"I've always been in a hurry," he says. "It's sort of my personal style. But I didn't rush the changes at the Mint. I started small, with a few initiatives here and there. Then as the envelope was pushed or as roadblocks appeared, problems were tackled as they cropped up and progress continued. Big changes have been made over the past six years, but they've been made incrementally. You do big things by doing lots of small things."
Back in 1994, Diehl and his change-minded Mint colleagues could have taken their first small steps in just about any direction. Costs needed to be cut. Manufacturing plants needed to be streamlined. But Diehl's first critical decision was to focus on changes that got to the heart of the Mint's relationship with its customers. "One of the greatest lessons I've learned," he says, "is that if you identify a problem that customers really care about, and then commit yourself publicly to fixing it -- taking that risk is absolutely crucial to changing an organization. And if you fix the problem, you build an incredible sense of confidence that the organization can tackle the next problem."
The customer-service problems that needed to be fixed were plentiful, especially on the collectibles side. Sure, the Mint manufactures dimes and quarters and guards the gold in Fort Knox. But it also runs a huge mail-order business -- a government version of L.L. Bean or Lands' End -- with distributors in 45 foreign countries, that sells coins to more than 1.1 million collectors. Last year, that business alone generated revenue of more than $1 billion.
But the collectibles and commemoratives operation was big despite the Mint, not because of it. Its customer-service center in Lanham, Maryland was something out of Charles Dickens rather than Tom Peters. The center sat on the second floor of a converted warehouse. Customer-service reps were packed into a dismal space where the heat didn't work in the winter and the air-conditioning failed in the summer. "It was god-awful," says Diehl. To make matters worse, the center was housed in the same building as a U.S. Postal Service regional package-handling facility. Anytime postal workers stumbled on a strange-looking package, they'd issue a bomb scare, and the entire building would be evacuated. As a result, it wasn't all that unusual for an incoming call to be answered not by a U.S. Mint customer-service rep (no matter how frostbitten or heat exhausted) but by an answering machine.

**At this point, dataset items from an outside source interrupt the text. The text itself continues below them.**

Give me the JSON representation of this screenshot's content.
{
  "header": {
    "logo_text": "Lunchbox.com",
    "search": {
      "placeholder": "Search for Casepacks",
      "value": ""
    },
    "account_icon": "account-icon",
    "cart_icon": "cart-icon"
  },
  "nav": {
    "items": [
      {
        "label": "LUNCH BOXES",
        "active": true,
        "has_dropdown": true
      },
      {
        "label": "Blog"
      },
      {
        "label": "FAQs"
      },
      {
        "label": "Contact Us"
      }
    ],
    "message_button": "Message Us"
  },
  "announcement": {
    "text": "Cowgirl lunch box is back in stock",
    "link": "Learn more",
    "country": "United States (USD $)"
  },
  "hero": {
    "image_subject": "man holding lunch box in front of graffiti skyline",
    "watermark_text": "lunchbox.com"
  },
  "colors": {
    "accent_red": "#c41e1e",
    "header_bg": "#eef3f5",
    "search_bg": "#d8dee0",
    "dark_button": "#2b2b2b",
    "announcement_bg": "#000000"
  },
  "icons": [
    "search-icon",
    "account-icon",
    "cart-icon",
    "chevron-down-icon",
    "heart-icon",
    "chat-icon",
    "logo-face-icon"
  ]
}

This dysfunctional environment produced depressing results. The Mint was fulfilling only half of its mail orders within eight weeks. The rest, jokes Kevin Cullinane, 48, assistant director for customer care, would take anywhere from eight weeks to infinity. "That type of performance would bankrupt a private company," says Cullinane. But as a government agency, the Mint simply ignored the reality of its performance. "There was no sense of urgency about the problem," says Diehl, "or even a sense that there was a problem."
The situation got worse still. One reason that the Mint didn't feel a sense of urgency about its frayed relationships with customers was that it was basically forbidden from interacting with them. Prior to the Clinton Administration, the Office of Management and Budget (OMB) actively discouraged agencies from spending money on focus groups and surveys -- the most rudimentary tools used by private companies to gauge their performance. "OMB never saw the benefit of having an agency talk to its customers," Diehl says half-seriously. "In fact, it suspected that if you were talking with them, you were conspiring with them -- to get Congress to do something that OMB didn't want done."
That paranoid mind-set created a bureaucratic maze in which every customer-survey instrument that the Mint wanted to use had to be approved by OMB -- a review process that took, on average, six months. So Diehl hit on a simple idea: If the Mint couldn't survey its customers officially, Diehl himself would do so unofficially. A few weeks after joining the Mint, he embarked on his own personal fact-finding mission. He went to coin conventions, talked with the hobby press, found situations in which he could interact with collectors. He shunned the ceremonial role that the director of the Mint usually played at these functions (collectors would line up to ask for Diehl's autograph), and did what any smart politician (and change agent) would do: He worked the room.
Diehl asked questions, listened, and learned. He quickly identified the two most widely shared complaints about how the Mint did business. One, it took too long to get coins into its customers' hands. Two, because the Mint required payment up front, it was holding onto its customers' money for an unreasonably long time.